Salvini semble avoir changé d’avis sur l’euro et « l’Italexit ». Il y a quelques années, il a déclaré : « L’euro est un crime contre l’humanité. » Que pensez-vous de ce virage européen ?
Que ce sont des rumeurs, car plusieurs représentants importants de son mouvement, je pense par exemple à Claudio Borghi, continuent de circuler en disant pis que pendre de l’euro. Les pirouettes de Salvini ne me surprennent pas, il a été tout et le contraire de tout dans sa vie politique. Mais le message qui vient de la Ligue sur l’Europe, aujourd’hui, ne vise pas à la renforcer, mais à isoler davantage l’Italie en la rendant plus faible et plus vulnérable.
Salvini revendique l’étiquette de populiste parce que, d’après lui, cela signifie « être proche des gens ». Êtes-vous d’accord avec cette définition ?
Il confond populaire et populiste. Ce sont deux visions diamétralement opposées du peuple et de la démocratie. Le peuple populiste est un fétiche, un alibi, un prétexte, pas une communauté, un réseau, une histoire plurielle.
Macron en France est présenté en tant que modéré et aborde franchement le problème de l’immigration. Pensez-vous que Salvini est en train de perdre son monopole sur le sujet ?
Je trouve triste qu’un thème aussi central que celui des migrations finisse par être soumis à un monopole idéologique. Je constate qu’en Europe l’avancée tant attendue de la droite la plus radicale, la plus nationaliste et la plus xénophobe n’a pas eu lieu, du moins dans les dimensions redoutées. Et je crois que l’échec du gouvernement Ligue-M5S en Italie a joué un rôle dans cette direction, prouvant le fait que le populisme n’est pas capable de résister à l’épreuve du gouvernement.
Vous êtes un expert en communication. Que pensez-vous de la manière de communiquer de Salvini ?

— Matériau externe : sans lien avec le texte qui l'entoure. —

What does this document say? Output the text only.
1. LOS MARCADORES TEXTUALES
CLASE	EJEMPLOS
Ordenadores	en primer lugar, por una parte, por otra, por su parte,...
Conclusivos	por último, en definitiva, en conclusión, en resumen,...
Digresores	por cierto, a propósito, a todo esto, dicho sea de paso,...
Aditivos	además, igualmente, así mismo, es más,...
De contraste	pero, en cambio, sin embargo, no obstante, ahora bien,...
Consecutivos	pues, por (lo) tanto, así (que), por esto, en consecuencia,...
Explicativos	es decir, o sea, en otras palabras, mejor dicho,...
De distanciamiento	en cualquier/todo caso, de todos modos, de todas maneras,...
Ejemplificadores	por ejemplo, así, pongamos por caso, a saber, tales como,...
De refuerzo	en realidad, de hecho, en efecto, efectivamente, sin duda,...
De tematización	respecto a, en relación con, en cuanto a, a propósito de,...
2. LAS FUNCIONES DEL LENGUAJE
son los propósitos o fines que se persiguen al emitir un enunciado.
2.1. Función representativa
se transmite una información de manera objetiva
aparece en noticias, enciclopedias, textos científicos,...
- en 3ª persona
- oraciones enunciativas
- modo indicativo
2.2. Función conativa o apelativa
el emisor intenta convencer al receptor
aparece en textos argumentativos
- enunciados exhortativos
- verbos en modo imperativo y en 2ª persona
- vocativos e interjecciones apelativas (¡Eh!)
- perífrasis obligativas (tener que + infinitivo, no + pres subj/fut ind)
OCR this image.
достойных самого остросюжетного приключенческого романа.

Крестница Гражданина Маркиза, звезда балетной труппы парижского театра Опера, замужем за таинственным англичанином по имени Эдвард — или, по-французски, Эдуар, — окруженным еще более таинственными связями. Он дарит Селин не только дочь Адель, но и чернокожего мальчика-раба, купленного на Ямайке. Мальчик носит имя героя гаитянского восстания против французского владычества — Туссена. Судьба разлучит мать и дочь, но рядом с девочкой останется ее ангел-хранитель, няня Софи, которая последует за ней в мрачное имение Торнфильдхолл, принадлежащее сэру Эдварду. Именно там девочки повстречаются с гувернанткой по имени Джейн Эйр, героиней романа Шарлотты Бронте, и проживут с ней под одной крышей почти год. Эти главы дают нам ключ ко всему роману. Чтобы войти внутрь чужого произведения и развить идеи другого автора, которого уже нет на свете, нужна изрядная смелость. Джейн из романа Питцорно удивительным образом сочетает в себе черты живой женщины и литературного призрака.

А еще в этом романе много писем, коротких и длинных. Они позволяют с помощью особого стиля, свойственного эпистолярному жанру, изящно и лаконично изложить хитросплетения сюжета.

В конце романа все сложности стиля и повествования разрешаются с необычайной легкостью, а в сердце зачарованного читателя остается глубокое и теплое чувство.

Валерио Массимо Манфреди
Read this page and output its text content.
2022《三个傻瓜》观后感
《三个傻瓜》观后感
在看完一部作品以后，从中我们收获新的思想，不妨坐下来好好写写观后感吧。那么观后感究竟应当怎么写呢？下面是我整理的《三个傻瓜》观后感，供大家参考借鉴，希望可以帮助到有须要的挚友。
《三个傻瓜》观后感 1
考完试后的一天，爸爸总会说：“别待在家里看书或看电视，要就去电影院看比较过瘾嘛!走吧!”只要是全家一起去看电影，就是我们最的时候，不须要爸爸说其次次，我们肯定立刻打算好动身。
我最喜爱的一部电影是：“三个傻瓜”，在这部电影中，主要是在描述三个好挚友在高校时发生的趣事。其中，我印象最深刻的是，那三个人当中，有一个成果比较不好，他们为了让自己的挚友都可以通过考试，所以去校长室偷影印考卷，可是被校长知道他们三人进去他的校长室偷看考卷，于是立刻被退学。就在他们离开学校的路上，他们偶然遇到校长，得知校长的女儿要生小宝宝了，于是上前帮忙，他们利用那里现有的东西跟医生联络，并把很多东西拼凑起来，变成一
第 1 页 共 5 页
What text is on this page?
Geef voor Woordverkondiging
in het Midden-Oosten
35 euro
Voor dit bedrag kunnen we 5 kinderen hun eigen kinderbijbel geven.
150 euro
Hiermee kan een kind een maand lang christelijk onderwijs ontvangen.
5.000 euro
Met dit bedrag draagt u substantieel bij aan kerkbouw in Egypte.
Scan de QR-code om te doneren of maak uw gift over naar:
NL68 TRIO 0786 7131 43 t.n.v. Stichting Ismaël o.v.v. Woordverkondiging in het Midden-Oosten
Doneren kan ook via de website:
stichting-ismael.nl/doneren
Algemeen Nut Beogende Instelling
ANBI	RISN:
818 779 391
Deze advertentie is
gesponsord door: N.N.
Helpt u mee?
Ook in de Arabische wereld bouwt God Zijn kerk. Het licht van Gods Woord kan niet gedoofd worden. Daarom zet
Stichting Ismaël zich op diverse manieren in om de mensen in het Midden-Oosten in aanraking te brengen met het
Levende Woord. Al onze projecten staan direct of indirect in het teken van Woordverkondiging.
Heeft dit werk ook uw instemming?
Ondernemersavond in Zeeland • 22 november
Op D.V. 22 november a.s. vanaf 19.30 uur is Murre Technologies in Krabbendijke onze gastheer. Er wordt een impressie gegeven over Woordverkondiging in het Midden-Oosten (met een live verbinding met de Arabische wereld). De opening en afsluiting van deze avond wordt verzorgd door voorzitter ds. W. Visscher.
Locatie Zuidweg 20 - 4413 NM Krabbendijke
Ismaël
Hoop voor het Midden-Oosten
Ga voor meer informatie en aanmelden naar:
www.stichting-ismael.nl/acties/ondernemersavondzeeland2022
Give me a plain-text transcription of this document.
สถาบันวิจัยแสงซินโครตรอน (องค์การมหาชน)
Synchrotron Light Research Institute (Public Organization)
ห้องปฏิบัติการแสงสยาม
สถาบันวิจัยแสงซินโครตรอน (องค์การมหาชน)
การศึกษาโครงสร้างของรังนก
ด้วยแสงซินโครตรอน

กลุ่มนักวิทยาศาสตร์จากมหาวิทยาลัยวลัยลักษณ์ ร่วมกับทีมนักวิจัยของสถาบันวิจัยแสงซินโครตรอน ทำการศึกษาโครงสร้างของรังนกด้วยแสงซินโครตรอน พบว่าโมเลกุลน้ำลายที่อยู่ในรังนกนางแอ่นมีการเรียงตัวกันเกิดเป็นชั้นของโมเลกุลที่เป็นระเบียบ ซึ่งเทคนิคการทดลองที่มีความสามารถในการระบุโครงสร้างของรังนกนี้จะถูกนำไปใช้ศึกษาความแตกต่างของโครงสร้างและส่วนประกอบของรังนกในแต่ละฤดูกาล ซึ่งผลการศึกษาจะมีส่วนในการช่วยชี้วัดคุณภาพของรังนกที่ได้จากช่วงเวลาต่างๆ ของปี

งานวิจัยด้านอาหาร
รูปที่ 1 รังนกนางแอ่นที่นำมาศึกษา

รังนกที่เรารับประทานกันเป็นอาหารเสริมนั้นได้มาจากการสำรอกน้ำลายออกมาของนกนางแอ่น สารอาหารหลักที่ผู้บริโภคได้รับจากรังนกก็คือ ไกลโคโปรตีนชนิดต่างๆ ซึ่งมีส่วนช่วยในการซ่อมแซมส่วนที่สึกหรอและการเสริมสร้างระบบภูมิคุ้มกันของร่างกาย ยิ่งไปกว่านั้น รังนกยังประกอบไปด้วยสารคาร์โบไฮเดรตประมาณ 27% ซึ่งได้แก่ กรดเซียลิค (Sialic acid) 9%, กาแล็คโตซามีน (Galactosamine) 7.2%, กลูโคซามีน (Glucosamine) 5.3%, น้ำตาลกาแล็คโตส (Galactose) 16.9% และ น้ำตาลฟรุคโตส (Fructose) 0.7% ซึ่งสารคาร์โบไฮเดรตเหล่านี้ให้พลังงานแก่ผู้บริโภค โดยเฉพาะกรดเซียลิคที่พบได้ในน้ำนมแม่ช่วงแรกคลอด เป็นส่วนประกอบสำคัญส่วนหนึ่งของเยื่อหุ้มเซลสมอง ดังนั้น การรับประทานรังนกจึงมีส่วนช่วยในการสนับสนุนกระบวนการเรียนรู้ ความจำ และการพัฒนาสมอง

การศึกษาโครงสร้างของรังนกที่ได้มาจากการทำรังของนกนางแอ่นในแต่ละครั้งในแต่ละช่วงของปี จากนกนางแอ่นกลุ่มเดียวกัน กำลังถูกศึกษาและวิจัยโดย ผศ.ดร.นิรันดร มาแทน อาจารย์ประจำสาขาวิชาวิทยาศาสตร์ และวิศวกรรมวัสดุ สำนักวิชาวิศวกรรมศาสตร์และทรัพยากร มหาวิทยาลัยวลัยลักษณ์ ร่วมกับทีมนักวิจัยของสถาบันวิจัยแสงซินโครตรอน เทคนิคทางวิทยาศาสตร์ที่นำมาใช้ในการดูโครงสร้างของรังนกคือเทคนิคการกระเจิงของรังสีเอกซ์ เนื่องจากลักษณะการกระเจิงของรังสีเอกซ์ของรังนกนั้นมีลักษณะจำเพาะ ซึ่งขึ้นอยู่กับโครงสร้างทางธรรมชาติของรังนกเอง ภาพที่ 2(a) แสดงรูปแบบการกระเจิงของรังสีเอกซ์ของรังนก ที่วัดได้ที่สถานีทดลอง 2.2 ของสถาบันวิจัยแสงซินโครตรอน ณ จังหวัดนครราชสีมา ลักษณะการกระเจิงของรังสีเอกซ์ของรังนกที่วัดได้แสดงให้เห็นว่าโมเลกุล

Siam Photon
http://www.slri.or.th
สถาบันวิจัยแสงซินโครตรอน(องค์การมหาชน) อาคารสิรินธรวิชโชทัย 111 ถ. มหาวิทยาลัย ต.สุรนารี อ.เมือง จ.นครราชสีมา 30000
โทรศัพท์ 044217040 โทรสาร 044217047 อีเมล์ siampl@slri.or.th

Il est indéniable que Salvini est un communicateur compétent. Et que l’effacement de la médiation n’est pas efficace, en particulier sur les réseaux sociaux. Cependant, je pense qu’on a insisté de manière excessive sur les résultats qu’il a obtenus, comme cela se produit souvent en Italie quand une personne est au sommet de la vague. Mais, croyez-moi, la force de gravité s’applique également à Salvini et à sa machine de propagande.